California attorney general Xavier Becerra, President Biden’s nominee to run the Department of Health and Human Services, was asked at his confirmation hearing on Wednesday about his record of litigation against the Little Sisters of the Poor, an order of Catholic nuns who sought an exemption from Obamacare’s contraceptive and abortifacient mandate.

“I have never sued any nuns,” Becerra said in response to a question from South Dakota GOP senator John Thune. “I have taken on the federal government, but I’ve never sued any affiliation of nuns. And my actions have always been directed at the federal agencies because they have been trying to do things contrary to the law in California.”

Becerra again emphasized later in the hearing that he was merely defending the laws of the state of California, but his claims are very misleading. 

Rich Lowry wrote on Monday about Becerra’s legal battle against the Little Sisters of the Poor

In a unanimous May 2016 decision, the Supreme Court overturned the lower-court rulings against the nuns and said the government should be able to find a better arrangement.

When Donald Trump got elected, his administration set about issuing a more complete exemption. It resolved the issue in late 2017 with a rule that no longer forced the Sisters to participate in a scheme they considered immoral while providing contraception coverage under Title X to anyone who, as a result, might lack it.

And there the matter should have remained, after five years of litigation up and down the court system, with a resolution that harmed absolutely no one. But Xavier Becerra had different ideas.

How radical is his litigation? Let’s count the ways.

First, Becerra sued after the nuns had already been through the wringer and promised, a little like the groundhog seeing his shadow, several more years of litigation.

Second, the HHS exemption has nothing to do with California.
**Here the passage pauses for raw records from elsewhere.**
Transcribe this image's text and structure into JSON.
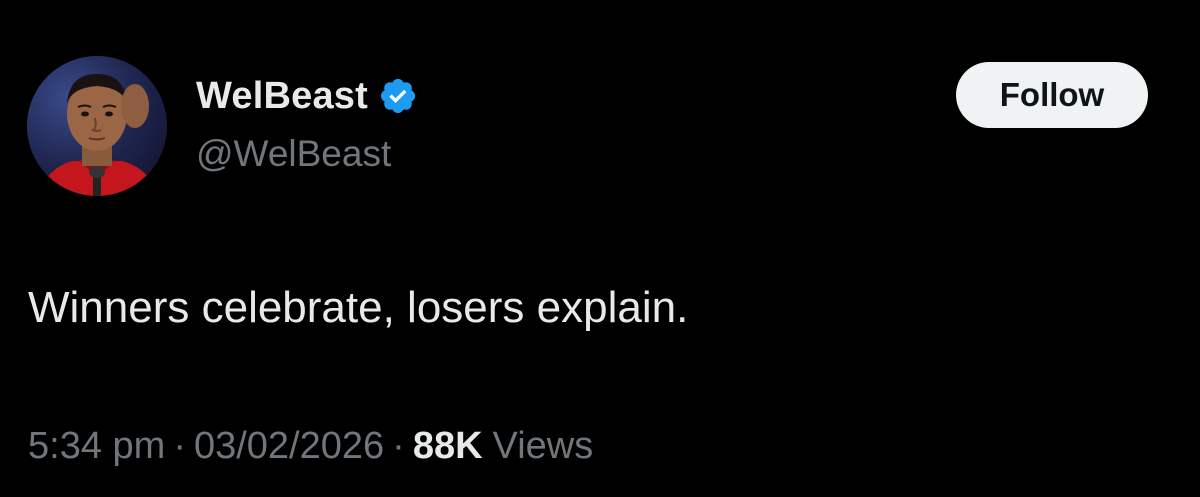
{
  "user": {
    "display_name": "WelBeast",
    "handle": "@WelBeast",
    "verified": true,
    "avatar_icon": "profile-photo"
  },
  "follow_button": {
    "label": "Follow"
  },
  "tweet": {
    "text": "Winners celebrate, losers explain."
  },
  "meta": {
    "time": "5:34 pm",
    "separator": "·",
    "date": "03/02/2026",
    "views_count": "88K",
    "views_label": "Views"
  },
  "colors": {
    "background": "#000000",
    "primary_text": "#e7e9ea",
    "secondary_text": "#71767b",
    "verified_badge": "#1d9bf0",
    "follow_button_bg": "#eff3f4"
  }
}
Obamacare isn’t a California law, and HHS isn’t a California agency. There is no harm to California if the federal government decides it must provide an exemption to the nuns. Indeed, it is probably unprecedented for one sovereign jurisdiction to sue to prevent another sovereign jurisdiction from changing its own rules to protect religious liberty. In a word, this is crazy.
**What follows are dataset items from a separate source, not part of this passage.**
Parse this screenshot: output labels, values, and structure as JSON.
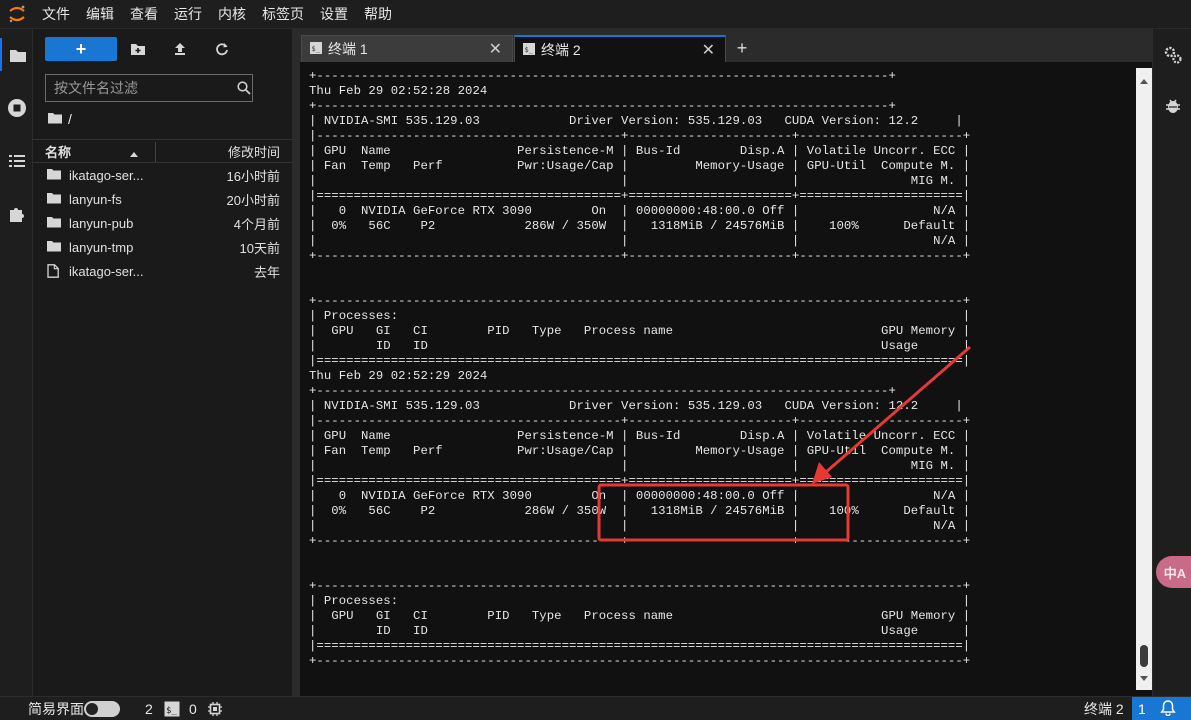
{
  "menu": [
    "文件",
    "编辑",
    "查看",
    "运行",
    "内核",
    "标签页",
    "设置",
    "帮助"
  ],
  "filebrowser": {
    "new_label": "+",
    "search_placeholder": "按文件名过滤",
    "path": "/",
    "col_name": "名称",
    "col_modified": "修改时间",
    "files": [
      {
        "name": "ikatago-ser...",
        "modified": "16小时前",
        "type": "folder"
      },
      {
        "name": "lanyun-fs",
        "modified": "20小时前",
        "type": "folder"
      },
      {
        "name": "lanyun-pub",
        "modified": "4个月前",
        "type": "folder"
      },
      {
        "name": "lanyun-tmp",
        "modified": "10天前",
        "type": "folder"
      },
      {
        "name": "ikatago-ser...",
        "modified": "去年",
        "type": "file"
      }
    ]
  },
  "tabs": [
    {
      "label": "终端 1",
      "active": false,
      "close": "✕"
    },
    {
      "label": "终端 2",
      "active": true,
      "close": "✕"
    }
  ],
  "tab_add": "+",
  "terminal": {
    "lines": [
      "+-----------------------------------------------------------------------------+",
      "Thu Feb 29 02:52:28 2024",
      "+-----------------------------------------------------------------------------+",
      "| NVIDIA-SMI 535.129.03            Driver Version: 535.129.03   CUDA Version: 12.2     |",
      "|-----------------------------------------+----------------------+----------------------+",
      "| GPU  Name                 Persistence-M | Bus-Id        Disp.A | Volatile Uncorr. ECC |",
      "| Fan  Temp   Perf          Pwr:Usage/Cap |         Memory-Usage | GPU-Util  Compute M. |",
      "|                                         |                      |               MIG M. |",
      "|=========================================+======================+======================|",
      "|   0  NVIDIA GeForce RTX 3090        On  | 00000000:48:00.0 Off |                  N/A |",
      "|  0%   56C    P2            286W / 350W  |   1318MiB / 24576MiB |    100%      Default |",
      "|                                         |                      |                  N/A |",
      "+-----------------------------------------+----------------------+----------------------+",
      "",
      "",
      "+---------------------------------------------------------------------------------------+",
      "| Processes:                                                                            |",
      "|  GPU   GI   CI        PID   Type   Process name                            GPU Memory |",
      "|        ID   ID                                                             Usage      |",
      "|=======================================================================================|",
      "Thu Feb 29 02:52:29 2024",
      "+-----------------------------------------------------------------------------+",
      "| NVIDIA-SMI 535.129.03            Driver Version: 535.129.03   CUDA Version: 12.2     |",
      "|-----------------------------------------+----------------------+----------------------+",
      "| GPU  Name                 Persistence-M | Bus-Id        Disp.A | Volatile Uncorr. ECC |",
      "| Fan  Temp   Perf          Pwr:Usage/Cap |         Memory-Usage | GPU-Util  Compute M. |",
      "|                                         |                      |               MIG M. |",
      "|=========================================+======================+======================|",
      "|   0  NVIDIA GeForce RTX 3090        On  | 00000000:48:00.0 Off |                  N/A |",
      "|  0%   56C    P2            286W / 350W  |   1318MiB / 24576MiB |    100%      Default |",
      "|                                         |                      |                  N/A |",
      "+-----------------------------------------+----------------------+----------------------+",
      "",
      "",
      "+---------------------------------------------------------------------------------------+",
      "| Processes:                                                                            |",
      "|  GPU   GI   CI        PID   Type   Process name                            GPU Memory |",
      "|        ID   ID                                                             Usage      |",
      "|=======================================================================================|",
      "+---------------------------------------------------------------------------------------+"
    ]
  },
  "translate_label": "中A",
  "statusbar": {
    "simple_mode": "简易界面",
    "kernels_count": "2",
    "terminals_count": "0",
    "active_doc": "终端 2",
    "notifications": "1"
  },
  "colors": {
    "accent": "#1976d2",
    "annotation": "#e53935"
  }
}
Third, what Becerra seeks is a crushing burden on the nuns. If they don’t sign onto an arrangement that they believe violates their faith, Becerra wants them, in keeping with the Obama mandate, to be subject to daily fines that would add up to tens of millions of dollars annually. And, remember, these aren’t “corporate polluters,” they aren’t insider traders, they aren’t tech giants; they are an order of nuns founded by a saint who begged in the streets of 18th-century France so she could carry out her charitable work.

Fourth, his suit lacks all merit. There was no reason to think that a mandate created by an executive agency also couldn’t have a carveout created by an executive agency. Plus, there was never any plausible claim of any harm — Becerra has not found one alleged victim, not one actual woman, who has been prevented from obtaining contraception because of the religious beliefs of the Little Sisters.